Kazakhstan is one of the recent entrants into the Islamic finance market. The country, which is 47% Muslim according to the CIA World Factbook, has only saw the opening of the first Islamic bank in the country, Al Hilal Islamic Bank, owned by the UAE government owned Al Hilal Bank. Since then there are a number of other Islamic banks including Amana Raya from Malaysia and Qatar Islamic Bank, which has a number of subsidiaries outside the GCC, most notably being QIB (UK) plc, its UK subsidiary formerly known as the European Finance House.
The latest development in Kazakhstan is the announcement (or more appropriately restatement) of a desire to launch a $500 million sukuk, which was announced at an Islamic finance conference in the country. According to a recent release by the Kazakh embassy in the US, the country plans on bringing $10 billion in Islamic financial transactions to market in the next 5 to 7 years.

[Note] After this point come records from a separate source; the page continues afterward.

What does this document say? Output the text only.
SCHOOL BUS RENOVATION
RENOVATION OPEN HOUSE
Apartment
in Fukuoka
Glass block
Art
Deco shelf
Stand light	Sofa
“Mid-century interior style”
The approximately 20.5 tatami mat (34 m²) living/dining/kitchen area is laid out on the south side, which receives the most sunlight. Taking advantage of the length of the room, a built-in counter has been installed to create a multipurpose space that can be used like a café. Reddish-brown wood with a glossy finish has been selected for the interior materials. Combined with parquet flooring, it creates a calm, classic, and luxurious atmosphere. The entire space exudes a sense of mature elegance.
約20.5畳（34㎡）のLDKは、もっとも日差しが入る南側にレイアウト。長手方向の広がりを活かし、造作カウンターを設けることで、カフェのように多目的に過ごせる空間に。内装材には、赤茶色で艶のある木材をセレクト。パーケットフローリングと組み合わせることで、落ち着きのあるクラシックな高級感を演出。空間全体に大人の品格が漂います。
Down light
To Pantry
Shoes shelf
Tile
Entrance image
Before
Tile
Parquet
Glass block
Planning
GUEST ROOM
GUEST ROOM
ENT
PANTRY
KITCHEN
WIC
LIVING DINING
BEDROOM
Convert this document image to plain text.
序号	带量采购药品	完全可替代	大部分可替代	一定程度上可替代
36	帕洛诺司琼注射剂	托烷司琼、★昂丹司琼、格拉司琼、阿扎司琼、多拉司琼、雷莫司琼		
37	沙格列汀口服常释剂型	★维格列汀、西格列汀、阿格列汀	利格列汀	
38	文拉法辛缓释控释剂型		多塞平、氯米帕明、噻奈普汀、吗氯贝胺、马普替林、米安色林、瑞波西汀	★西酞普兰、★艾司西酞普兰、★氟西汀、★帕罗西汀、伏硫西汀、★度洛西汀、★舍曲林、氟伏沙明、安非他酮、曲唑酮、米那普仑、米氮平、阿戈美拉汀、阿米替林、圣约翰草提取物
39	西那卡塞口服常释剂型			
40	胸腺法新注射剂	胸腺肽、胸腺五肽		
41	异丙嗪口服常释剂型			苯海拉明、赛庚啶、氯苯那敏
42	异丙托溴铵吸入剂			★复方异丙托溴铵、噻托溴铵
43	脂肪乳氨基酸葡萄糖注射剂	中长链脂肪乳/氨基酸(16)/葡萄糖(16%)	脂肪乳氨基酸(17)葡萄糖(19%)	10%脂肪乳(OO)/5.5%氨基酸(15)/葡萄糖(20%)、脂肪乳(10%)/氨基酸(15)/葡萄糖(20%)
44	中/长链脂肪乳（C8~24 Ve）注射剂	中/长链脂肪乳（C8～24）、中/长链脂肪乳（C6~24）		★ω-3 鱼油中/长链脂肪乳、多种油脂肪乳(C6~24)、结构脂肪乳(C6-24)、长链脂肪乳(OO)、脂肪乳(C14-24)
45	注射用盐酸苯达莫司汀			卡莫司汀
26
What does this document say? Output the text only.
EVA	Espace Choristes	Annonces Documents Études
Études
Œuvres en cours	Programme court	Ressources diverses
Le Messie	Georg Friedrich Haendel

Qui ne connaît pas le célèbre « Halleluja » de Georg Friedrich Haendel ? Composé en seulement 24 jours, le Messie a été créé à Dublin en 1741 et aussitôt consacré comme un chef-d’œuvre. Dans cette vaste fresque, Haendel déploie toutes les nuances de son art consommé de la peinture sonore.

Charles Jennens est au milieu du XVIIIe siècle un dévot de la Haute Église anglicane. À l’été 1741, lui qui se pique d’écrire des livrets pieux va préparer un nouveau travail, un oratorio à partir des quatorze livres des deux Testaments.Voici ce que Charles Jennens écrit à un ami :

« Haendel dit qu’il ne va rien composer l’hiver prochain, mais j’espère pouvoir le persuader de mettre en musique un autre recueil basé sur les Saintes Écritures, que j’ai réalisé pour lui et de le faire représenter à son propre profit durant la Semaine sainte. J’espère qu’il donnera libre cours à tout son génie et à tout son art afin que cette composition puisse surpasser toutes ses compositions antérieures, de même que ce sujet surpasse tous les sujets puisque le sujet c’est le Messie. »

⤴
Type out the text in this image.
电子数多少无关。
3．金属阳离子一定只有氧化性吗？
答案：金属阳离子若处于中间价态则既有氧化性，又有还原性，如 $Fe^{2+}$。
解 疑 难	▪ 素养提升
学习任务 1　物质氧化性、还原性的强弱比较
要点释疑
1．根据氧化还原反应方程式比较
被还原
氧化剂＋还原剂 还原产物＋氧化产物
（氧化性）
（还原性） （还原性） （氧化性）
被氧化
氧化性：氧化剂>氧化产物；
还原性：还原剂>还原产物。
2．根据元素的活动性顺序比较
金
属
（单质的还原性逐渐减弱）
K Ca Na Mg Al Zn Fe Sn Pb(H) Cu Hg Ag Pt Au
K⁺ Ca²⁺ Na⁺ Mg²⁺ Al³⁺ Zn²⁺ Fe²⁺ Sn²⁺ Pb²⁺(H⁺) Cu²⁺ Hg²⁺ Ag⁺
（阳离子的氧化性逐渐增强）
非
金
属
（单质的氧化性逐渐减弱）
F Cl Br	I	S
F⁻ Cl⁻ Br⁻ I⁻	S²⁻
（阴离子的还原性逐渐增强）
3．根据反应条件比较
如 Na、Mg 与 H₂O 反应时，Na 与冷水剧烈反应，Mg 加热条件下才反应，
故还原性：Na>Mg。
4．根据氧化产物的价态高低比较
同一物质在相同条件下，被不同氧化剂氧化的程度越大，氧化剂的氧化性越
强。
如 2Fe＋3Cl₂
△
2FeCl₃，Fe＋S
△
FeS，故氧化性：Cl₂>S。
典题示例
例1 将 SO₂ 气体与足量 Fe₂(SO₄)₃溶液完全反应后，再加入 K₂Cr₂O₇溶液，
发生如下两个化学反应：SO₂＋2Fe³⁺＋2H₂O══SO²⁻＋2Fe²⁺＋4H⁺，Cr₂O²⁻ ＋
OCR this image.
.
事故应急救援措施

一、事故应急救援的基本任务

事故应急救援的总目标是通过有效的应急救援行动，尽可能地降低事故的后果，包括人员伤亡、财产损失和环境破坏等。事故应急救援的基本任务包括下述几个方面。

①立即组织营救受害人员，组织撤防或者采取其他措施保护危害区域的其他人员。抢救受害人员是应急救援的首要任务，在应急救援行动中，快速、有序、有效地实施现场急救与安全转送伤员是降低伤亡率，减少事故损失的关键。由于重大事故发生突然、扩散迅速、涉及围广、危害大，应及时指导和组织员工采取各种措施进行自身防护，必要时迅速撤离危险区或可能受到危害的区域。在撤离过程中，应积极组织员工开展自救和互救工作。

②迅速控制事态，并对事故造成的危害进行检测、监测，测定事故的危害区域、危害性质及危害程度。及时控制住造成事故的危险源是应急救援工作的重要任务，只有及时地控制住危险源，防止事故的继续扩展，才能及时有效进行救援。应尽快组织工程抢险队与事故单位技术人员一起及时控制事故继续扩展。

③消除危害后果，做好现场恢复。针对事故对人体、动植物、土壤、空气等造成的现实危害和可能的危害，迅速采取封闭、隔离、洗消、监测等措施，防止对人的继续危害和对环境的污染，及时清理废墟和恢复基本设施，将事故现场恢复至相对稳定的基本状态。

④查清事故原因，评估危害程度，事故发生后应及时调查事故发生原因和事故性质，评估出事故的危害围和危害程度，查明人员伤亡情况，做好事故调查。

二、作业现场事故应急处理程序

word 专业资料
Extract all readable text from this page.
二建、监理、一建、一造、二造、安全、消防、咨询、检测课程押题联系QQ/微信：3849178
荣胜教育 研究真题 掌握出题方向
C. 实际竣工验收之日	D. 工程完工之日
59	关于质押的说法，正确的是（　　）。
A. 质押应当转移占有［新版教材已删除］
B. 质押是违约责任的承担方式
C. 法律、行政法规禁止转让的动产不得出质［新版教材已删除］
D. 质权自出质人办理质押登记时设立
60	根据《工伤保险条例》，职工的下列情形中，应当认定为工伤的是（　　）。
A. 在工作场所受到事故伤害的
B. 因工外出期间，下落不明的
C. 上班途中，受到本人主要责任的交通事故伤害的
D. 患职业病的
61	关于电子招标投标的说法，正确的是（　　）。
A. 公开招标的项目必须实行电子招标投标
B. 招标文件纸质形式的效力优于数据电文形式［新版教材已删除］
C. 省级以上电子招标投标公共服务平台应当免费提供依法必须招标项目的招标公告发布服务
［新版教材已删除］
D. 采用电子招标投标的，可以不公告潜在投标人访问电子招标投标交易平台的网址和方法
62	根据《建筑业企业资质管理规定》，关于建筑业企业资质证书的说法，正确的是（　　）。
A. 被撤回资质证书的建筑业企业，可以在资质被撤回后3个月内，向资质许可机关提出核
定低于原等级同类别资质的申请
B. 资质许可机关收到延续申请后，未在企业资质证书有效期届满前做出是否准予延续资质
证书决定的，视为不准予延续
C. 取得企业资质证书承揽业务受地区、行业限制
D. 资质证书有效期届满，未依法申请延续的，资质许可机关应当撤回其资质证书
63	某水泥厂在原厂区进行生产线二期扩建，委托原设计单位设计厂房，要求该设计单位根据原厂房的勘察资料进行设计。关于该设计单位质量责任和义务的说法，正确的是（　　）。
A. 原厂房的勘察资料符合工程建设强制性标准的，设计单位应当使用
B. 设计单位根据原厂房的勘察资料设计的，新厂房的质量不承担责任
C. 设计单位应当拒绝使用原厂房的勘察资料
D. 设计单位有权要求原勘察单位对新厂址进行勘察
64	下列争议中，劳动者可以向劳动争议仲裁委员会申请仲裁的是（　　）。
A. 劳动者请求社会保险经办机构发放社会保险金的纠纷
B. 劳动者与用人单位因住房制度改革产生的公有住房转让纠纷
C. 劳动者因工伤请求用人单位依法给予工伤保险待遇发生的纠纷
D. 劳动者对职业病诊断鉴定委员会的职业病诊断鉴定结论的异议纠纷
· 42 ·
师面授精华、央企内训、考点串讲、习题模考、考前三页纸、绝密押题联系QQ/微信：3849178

At the conference, Prime Minister Asset Issekeshev said that "We are confident that Islamic finance will lead the way to attract funds, especially from the Gulf countries and other Muslim countries to develop all these sectors". In my opinion, this signals a problem in some of the expansion of Islamic finance. According to the World Bank, Kazakhstan is largely dependent on natural resources (oil, gas and minerals), which represent 39% of its GDP and 73% of exports, compared to agriculture and manufacturing, which generate 5% and 11% of GDP.
This is problematic if the government sees the sukuk as a way to tap funds from the GCC. The GCC itself is trying to diversify itself away from dependence on natural resources as well and therefore the economic cycles of the GCC and Kazakhstan are likely to be relatively synchronized. If the government is seeking funds from a region whose economic cycles are aligned with its own, it is likely that the funds it is tapping will not be there when it most needs it. If natural resource prices fall significantly, the region it is tapping for funds in sukuk will be facing their own troubles and will not be available to roll over maturing sukuk.
For the GCC and the investors from that region who subscribe to any Kazakh sukuk, they will face an equal problem. Their investment in the sukuk of Kazakh will be viewed as "troubled" if resource prices fall significantly at the point where the local economies in the GCC will be struggling from the lower revenues from natural resources. Expansion of sukuk with a focus on the GCC will be highly cyclical with issuance (and uptake from investors) highest in the economic peaks and problems emerging if resource prices falter.
For Kazakhstan, it should focus on sukuk with an eye to the local market and towards investors whose economic fate is less tied up by the price of natural resources. As the World Bank report notes, the country has been working to reduce the salinity of the Aral Sea, which has created fishing jobs, and on "drylands management", which has increased the agricultural sector (cattle and hay are mentioned specifically).
My knowledge of the Kazakh economy is limited, so I cannot offer much on that front, but from the perspective of Islamic finance, there should be a different focus (not only in Kazakhstan). Kazakhstan and other non-GCC countries aspiring to tap the Islamic finance market (particularly those with natural resource biases in their economies) should welcome investment in the sukuk from the GCC, but should focus on raising funds domestically and from countries with different economies whose investors may be more willing to continuing investment if resource prices fall.
They should also focus on the use of the funds from the sukuk into areas of government services that help to diversify the economy away from the natural resource sector to reduce their own reliance on resources to both create employment as well as de-link their economies from the same resource prices that provide the funding to their investors (if those investors are primarily located in the GCC).
Islamic finance in general, and sukuk in particular, are fashionable ways to attract money from the GCC because of its large wealth and also large Muslim population, but Islamic finance should not be viewed as just a way to get at the oil money in the region. It should be viewed as an alternative structure of finance (and bonds) and with nearly half of the population in Kazakhstan being Muslim, there should also be some focus on the local market. A domestic, local currency sukuk alongside the global sukuk would benefit the domestic market more than a sukuk focused on the GCC market.